Tennessee State Seal
Job Help as Close as the Public Library
(Published: December 3, 2009)

(This column was originally published in The (Nashville) Tennessean Nov. 30, 2009.)

By Tre Hargett

Many economists believe we are headed for a jobless recovery — that is, one in which many sectors of the economy start to show improvement while there is little or no gain in job growth.

If you are out of work, that doesn’t sound like much of a recovery at all. Unfortunately, far too many Tennesseans are facing that situation.

The state’s unemployment rate was 10.5 percent in October, 0.3 percentage points above the national average. The rate may rise even higher following the closing of the General Motors plant in Spring Hill Nov. 25, which idled another 2,000 workers.

No doubt, these are frustrating times for job seekers. But libraries across the state are doing what they can to help.

One of the most popular amenities our libraries offer is free Internet access. In today’s business world, people need to be able to search and apply for jobs online. In many communities, particularly in rural areas, public libraries are the only source of free Internet access.

There are almost 4,000 public access computers in the state’s public libraries. Nearly 200 libraries across the state have WinWay software, which provides users with a ready-made format for resume writing.

And the Tennessee State Library and Archives has applied for more than $6 million in federal grant funding to add even more computers in rural areas. The federal grant, if approved, would also provide money to increase staffing and extend hours at some libraries.

Having access to computers isn’t of much help if people don’t know how to use them. So more than 45 public libraries across Tennessee are offering free computer classes.

Also, federal grant funding that became available last spring helped a half-dozen libraries across the state set up job training centers where visitors can get career counseling, advice on how to write a better resume or tips for online job hunting.

The Tennessee State Library and Archives helped make communities aware of those funds; screened grant applications; distributed the money to qualified recipients; and partnered with the Department of Labor and Workforce Development to train librarians at 45 libraries statewide in how to help people fill out unemployment applications.

Those types of training programs can have a ripple effect. Librarians who learn new skills at a workshop often return home and share those skills with colleagues and library visitors, and these educational benefits can be far-reaching.

The Tennessee Electronic Library, another resource offered by the Tennessee State Library and Archives, can also be a great help to job-hunters.

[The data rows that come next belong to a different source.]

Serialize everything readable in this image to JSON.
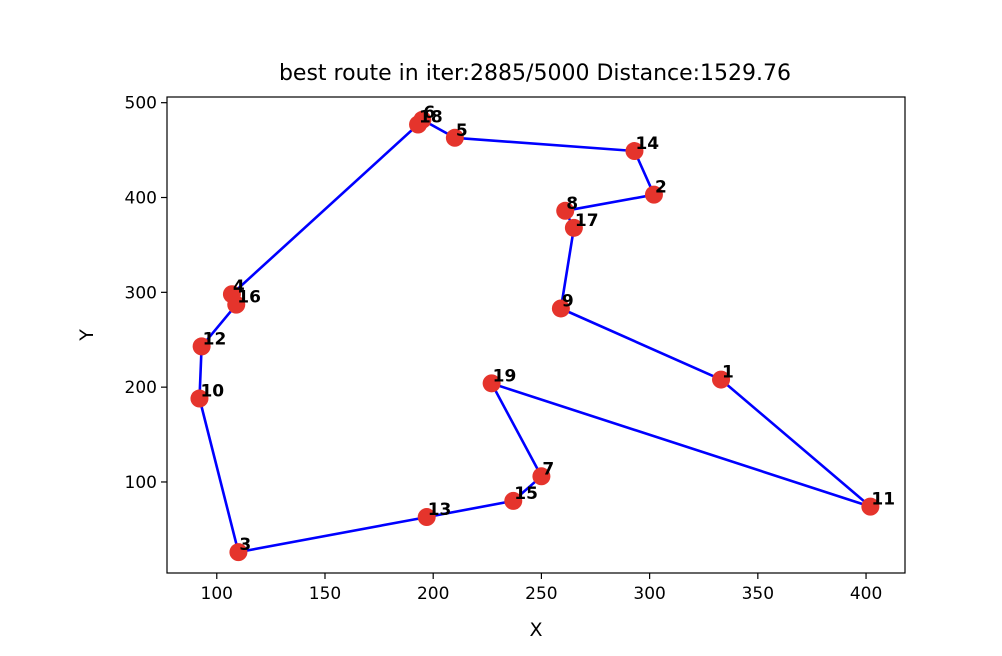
{
  "chart_data": {
    "type": "scatter",
    "title": "best route in iter:2885/5000 Distance:1529.76",
    "xlabel": "X",
    "ylabel": "Y",
    "xlim": [
      77,
      418
    ],
    "ylim": [
      4,
      506
    ],
    "xticks": [
      100,
      150,
      200,
      250,
      300,
      350,
      400
    ],
    "yticks": [
      100,
      200,
      300,
      400,
      500
    ],
    "grid": false,
    "marker_color": "#e5342c",
    "line_color": "#0000ff",
    "points": [
      {
        "id": "1",
        "x": 333,
        "y": 208
      },
      {
        "id": "2",
        "x": 302,
        "y": 403
      },
      {
        "id": "3",
        "x": 110,
        "y": 26
      },
      {
        "id": "4",
        "x": 107,
        "y": 298
      },
      {
        "id": "5",
        "x": 210,
        "y": 463
      },
      {
        "id": "6",
        "x": 195,
        "y": 482
      },
      {
        "id": "7",
        "x": 250,
        "y": 106
      },
      {
        "id": "8",
        "x": 261,
        "y": 386
      },
      {
        "id": "9",
        "x": 259,
        "y": 283
      },
      {
        "id": "10",
        "x": 92,
        "y": 188
      },
      {
        "id": "11",
        "x": 402,
        "y": 74
      },
      {
        "id": "12",
        "x": 93,
        "y": 243
      },
      {
        "id": "13",
        "x": 197,
        "y": 63
      },
      {
        "id": "14",
        "x": 293,
        "y": 449
      },
      {
        "id": "15",
        "x": 237,
        "y": 80
      },
      {
        "id": "16",
        "x": 109,
        "y": 287
      },
      {
        "id": "17",
        "x": 265,
        "y": 368
      },
      {
        "id": "18",
        "x": 193,
        "y": 477
      },
      {
        "id": "19",
        "x": 227,
        "y": 204
      }
    ],
    "route": [
      "6",
      "5",
      "14",
      "2",
      "8",
      "17",
      "9",
      "1",
      "11",
      "19",
      "7",
      "15",
      "13",
      "3",
      "10",
      "12",
      "16",
      "4",
      "18",
      "6"
    ]
  }
}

The Tennessee Electronic Library is a collection of about 400,000 online books, magazines, podcasts and other items. Its resources are available free of charge at www.tntel.info.

The Tennessee State Library and Archives is also seeking federal grant funding for a financial literacy program called Smart Investing @ Your Library. This program is designed to help people make better decisions about managing their money, avoid risky financial behavior, and plan for the future.

That type of information can be particularly useful to people who are underemployed, unemployed or on the verge of unemployment.

Obviously it’s not possible for all of our state’s libraries to be equipped with every type of resource a job-seeker might need, but there is a lot of help available for those who know where to look or for those who ask a local librarian for assistance.

A visit to a library won’t guarantee anyone will find employment. But a library can be a great place to start a job search.

Tre Hargett is Tennessee’s Secretary of state.